Et puis tous insistent sur l'instant présent, qui n'existe pas. Il n'y a que de l'impermanence, du changement, des mutations comme nous l'enseignent Héraclite, Bergson ou le YI King. La "sensation" de coïncider avec l'instant, à la rigueur, peut être la conséquence d'une saine actualisation de puissance, d'une adéquation maximale entre ses possibilités et ses réalisations, mais elle ne doit pas être recherchée pour elle-même, comme cause d'un bonheur factice. C'est forcer les choses, mettre la charrue avant la bœufs, un crime contre la logique naturelle.

Brian avait aussi entendu vanter, dans un séminaire de "pleine conscience", la sagesse des peuples africains qui seraient épanouis parce qu'ils vivraient l'instant présent. En réalité, les membres de communautés traditionnelles sont toujours pris dans un flux d'interactions qui les éveillent. Ils font ce qu'ils ont à faire, poussés par la nécessité. Ils ne souffrent pas de la solitude que nous connaissons et leur bonheur vient de là.

Heureusement, il existe des êtres qui ont réellement quelque chose à dire, et parmi ces exceptions, Brian appréciait la thérapeute Alice Miller, le psychiatre Irvin Yalom, l' iconoclaste François Roustang. Bien sûr, il ne partageait pas toutes leurs vues, mais il leur accordait du crédit. Des êtres à qui on allait laisser la vie sauve! Du moins pour les survivants.
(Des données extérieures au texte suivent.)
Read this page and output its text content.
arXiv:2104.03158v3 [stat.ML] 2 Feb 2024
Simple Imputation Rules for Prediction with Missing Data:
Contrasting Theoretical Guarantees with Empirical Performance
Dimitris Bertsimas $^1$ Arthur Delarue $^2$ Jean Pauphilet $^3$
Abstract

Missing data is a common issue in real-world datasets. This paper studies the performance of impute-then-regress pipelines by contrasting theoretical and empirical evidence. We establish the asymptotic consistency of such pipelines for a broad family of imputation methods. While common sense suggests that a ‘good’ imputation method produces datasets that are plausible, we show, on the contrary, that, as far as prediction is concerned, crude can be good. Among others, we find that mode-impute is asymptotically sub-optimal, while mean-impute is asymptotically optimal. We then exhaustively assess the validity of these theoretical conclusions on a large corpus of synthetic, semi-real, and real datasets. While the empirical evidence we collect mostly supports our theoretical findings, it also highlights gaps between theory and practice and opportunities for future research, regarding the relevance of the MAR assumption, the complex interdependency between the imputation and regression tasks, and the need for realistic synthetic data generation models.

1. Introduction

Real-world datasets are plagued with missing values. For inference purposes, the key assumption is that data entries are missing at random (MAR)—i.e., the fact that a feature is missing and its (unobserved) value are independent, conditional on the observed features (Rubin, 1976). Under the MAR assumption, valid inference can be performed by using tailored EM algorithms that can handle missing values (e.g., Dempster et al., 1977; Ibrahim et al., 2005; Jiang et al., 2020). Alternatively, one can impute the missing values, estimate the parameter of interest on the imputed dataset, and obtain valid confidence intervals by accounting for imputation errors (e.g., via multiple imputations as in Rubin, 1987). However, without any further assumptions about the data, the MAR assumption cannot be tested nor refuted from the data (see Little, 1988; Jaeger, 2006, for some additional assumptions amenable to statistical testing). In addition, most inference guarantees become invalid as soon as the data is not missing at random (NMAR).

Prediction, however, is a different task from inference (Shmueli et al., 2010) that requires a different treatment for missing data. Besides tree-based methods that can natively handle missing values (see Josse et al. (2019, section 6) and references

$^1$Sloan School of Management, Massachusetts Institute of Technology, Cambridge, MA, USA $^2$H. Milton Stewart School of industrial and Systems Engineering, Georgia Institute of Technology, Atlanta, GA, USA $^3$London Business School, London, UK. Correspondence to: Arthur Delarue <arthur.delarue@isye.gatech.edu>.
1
Toutes ces images qui assaillaient Brian, d'où venaient-elles? D'une succession de violences subies, d'un traumatisme originel plus ancien, d'un moment fondateur, fragilisant, que des épisodes déstructurants avaient renforcé, jusqu'à l'écoeurer de l'humanité, l'en éloigner et lui rendre impossible le retour, les groupes humains lui évoquant l'annihilation de sa personnalité, sa négation, et son extraordinaire intelligence la refusant? Il avait parfois de lointaines réminiscences, des résurgences, de quelque chose de peu clair et d'enfoui, d'enfui. Et il n'avait pas pu le colmater. Sans "témoins secourables", il avait toujours été extrêmement seul. Peut-être la nature le voulait-il ainsi! Sans réciprocité, il s'était formé, avait fructifié ses dons, avait surcompensé l'absence, mais soutenu, compris, écouté, ne se serait il pas arrêté en chemin, inhibant sa pensée et la modelant sur les préjugés, les opinions dominantes, se contraignant avant l'émergence de l'originalité et du danger? De toute façon, quelques soient ses causes et  ses effets, cette solitude l'avait contraint au malheur. Quant à sa puissance? N'y avait-il pas une place à trouver pour les gens comme lui dans une société si coercitive et médiocre, un lieu, un espace où et se faire comprendre, communiquer? Un mont analogue?

Le sens de la vie le bonheur, car sans recherche de justification, de sens, donc immersion dans le sens, coïncidence avec le sens, donc avec le temps. Le bonheur la vraie définition de vivre l'instant présent, car coïncidence avec le temps, pas de temps perdu., et pour Brian vivre l'instant, être heureux, le sens, tuer des malfaisants!